Sen. Ron Johnson, a Republican from Wisconsin and chairman of the Senate Homeland Security committee, speaks during a hearing on Capitol Hill on April 9. (Al Drago/Bloomberg)

A Senate GOP chairman is preparing legislation to tighten asylum standards as the Trump administration greenlights longer detention for migrants and Congress scrambles for a legislative response to the swelling number of people arriving at the U.S.-Mexico border.

Sen. Ron Johnson (R-Wis.) said in an interview Wednesday that the focus of his bill would be to more swiftly and rigorously assess the claims of asylum seekers while keeping them detained longer so the government could more easily deport them if their asylum claims are denied. 

“You have to have the resources to make the determination quickly, but fairly, while people are in detention,” said Johnson, who just finished a two-day trip to the southern border. “I sure don’t want indefinite detention . . . but we need to be able to hold people long enough” to process claims.

Johnson’s legislative effort comes as President Trump has publicly weighed a series of controversial ideas to stem the recent surge of migration at the border. The figure has swelled dramatically, to more than 100,000 people apprehended at the border last month. 

On Tuesday, Attorney General William P. Barr moved to make it easier for the government to detain asylum seekers by ordering immigration judges to stop allowing some of the migrants to post bail as they wait for their cases to be heard. The decision applies to those who have already established the so-called “credible fear” standard, which refers to a test that asylum seekers undergo as the first step in seeking permanent refuge in the United States. The move was denounced by immigrant-rights groups who have threatened legal action to challenge Barr’s decision. 

The proposed legislation from Johnson, who chairs the Senate Homeland Security and Governmental Affairs Committee, shares a similar goal in seeking to keep more asylum seekers detained as cases are processed.

Johnson also wants to make the credible fear standard more stringent. Nearly 90 percent of asylum seekers meet that initial standard, according to U.S. Citizenship and Immigration Services, which allows them to continue their application process. But Johnson said the test should be altered so the figure is somewhere around 50 percent. 

“I think you have to raise the standards to more probable than not … that you have a valid asylum claim,” he said. 

As part of his bill, tentatively named the “Families Act,” Johnson said he also wants to ensure migrants can be detained longer so that if their asylum claims were rejected, they could be deported more quickly as a way to discourage more illegal migration. 

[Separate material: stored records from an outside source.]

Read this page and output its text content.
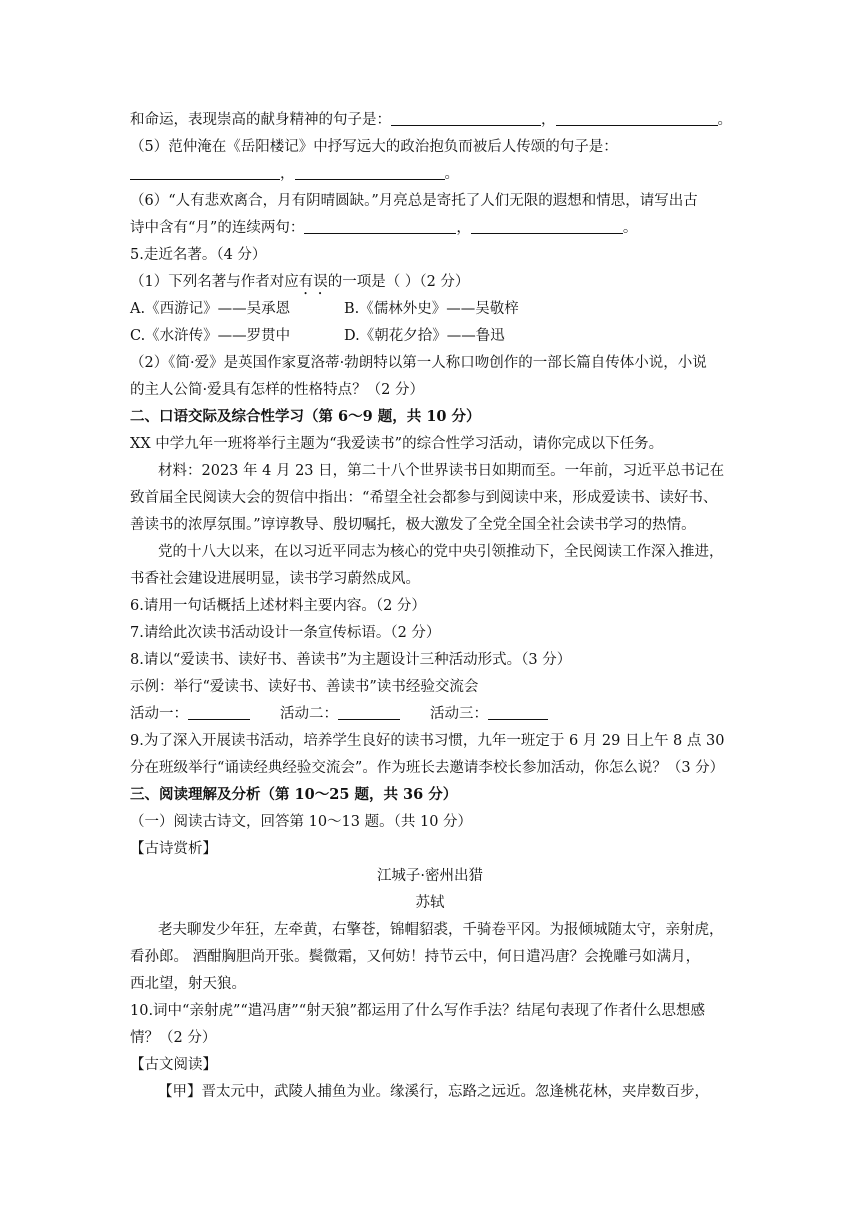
和命运，表现崇高的献身精神的句子是：	，	。
（5）范仲淹在《岳阳楼记》中抒写远大的政治抱负而被后人传颂的句子是：
，	。
（6）“人有悲欢离合，月有阴晴圆缺。”月亮总是寄托了人们无限的遐想和情思，请写出古
诗中含有“月”的连续两句：	，	。
5.走近名著。（4 分）
（1）下列名著与作者对应有误的一项是（ ）（2 分）
A.《西游记》——吴承恩	B.《儒林外史》——吴敬梓
C.《水浒传》——罗贯中	D.《朝花夕拾》——鲁迅
（2）《简·爱》是英国作家夏洛蒂·勃朗特以第一人称口吻创作的一部长篇自传体小说，小说
的主人公简·爱具有怎样的性格特点？（2 分）
二、口语交际及综合性学习（第 6～9 题，共 10 分）
XX 中学九年一班将举行主题为“我爱读书”的综合性学习活动，请你完成以下任务。
材料：2023 年 4 月 23 日，第二十八个世界读书日如期而至。一年前，习近平总书记在
致首届全民阅读大会的贺信中指出：“希望全社会都参与到阅读中来，形成爱读书、读好书、
善读书的浓厚氛围。”谆谆教导、殷切嘱托，极大激发了全党全国全社会读书学习的热情。
党的十八大以来，在以习近平同志为核心的党中央引领推动下，全民阅读工作深入推进，
书香社会建设进展明显，读书学习蔚然成风。
6.请用一句话概括上述材料主要内容。（2 分）
7.请给此次读书活动设计一条宣传标语。（2 分）
8.请以“爱读书、读好书、善读书”为主题设计三种活动形式。（3 分）
示例：举行“爱读书、读好书、善读书”读书经验交流会
活动一：	活动二：	活动三：
9.为了深入开展读书活动，培养学生良好的读书习惯，九年一班定于 6 月 29 日上午 8 点 30
分在班级举行“诵读经典经验交流会”。作为班长去邀请李校长参加活动，你怎么说？（3 分）
三、阅读理解及分析（第 10～25 题，共 36 分）
（一）阅读古诗文，回答第 10～13 题。（共 10 分）
【古诗赏析】
江城子·密州出猎
苏轼
老夫聊发少年狂，左牵黄，右擎苍，锦帽貂裘，千骑卷平冈。为报倾城随太守，亲射虎，
看孙郎。 酒酣胸胆尚开张。鬓微霜，又何妨！持节云中，何日遣冯唐？会挽雕弓如满月，
西北望，射天狼。
10.词中“亲射虎”“遣冯唐”“射天狼”都运用了什么写作手法？结尾句表现了作者什么思想感
情？（2 分）
【古文阅读】
【甲】晋太元中，武陵人捕鱼为业。缘溪行，忘路之远近。忽逢桃花林，夹岸数百步，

Under a 1997 federal settlement, migrant children cannot be detained for longer than 20 days, so minors and their parents are generally released together after that time period so they are not separated. 

But Johnson raised concerns that federal immigration officials were struggling to keep track of where the asylum applicants went once they were left immigration custody. He is considering a maximum detention time of 90 days, although “I’m happy to compromise at 60.” 


Central American asylum seekers exit the El Chaparral border crossing gate after being sent back to Mexico by the United States in Tijuana, Mexico, on Jan. 30, 2019. (Shannon Stapleton/Reuters)

Meanwhile, Trump has floated ideas such as shutting down the entire U.S.-Mexico border or sending asylum seekers to so-called “sanctuary cities,” where local officials limit cooperation with federal immigration authorities. The latter idea has drawn concern from immigration officials who have raised budgetary and liability concerns. 

Even though Johnson said the move could put political pressure on Democrats for a legislative fix, he also raised the long-term implications of moving migrants to primarily Democratic districts, such as the counting of people for the U.S. Census. 

“I’m not sure, politically, whether that’s the smartest thing to do,” Johnson said. “I’m far more interested in, let’s fix the problem so we don’t have to worry about where all these people are being dispersed to, in America.” 

Johnson just completed a two-day visit to the El Paso sector of the southern border, where he said he spoke with immigration officials and observed the treatment of migrants who were arriving daily by the hundreds to be admitted into the United States. 

“I think it’s important for people to understand what a highly organized and highly profitable business this is for the drug cartels, transnational criminal organizations,” Johnson said. The groups have “obviously moved into human trafficking which they found to be easier, less risky and more profitable.” 

The migrants were turning themselves in at the Border Patrol station in El Paso, and Johnson said there seemed to be “no fear in anybody” and that the migration appeared “highly organized.” He also said border officials were responsive to the migrants’ needs, particularly if they sought medical attention. 

“It doesn’t look that these people have been abused, or spent three nights in a tractor-trailer,” Johnson said.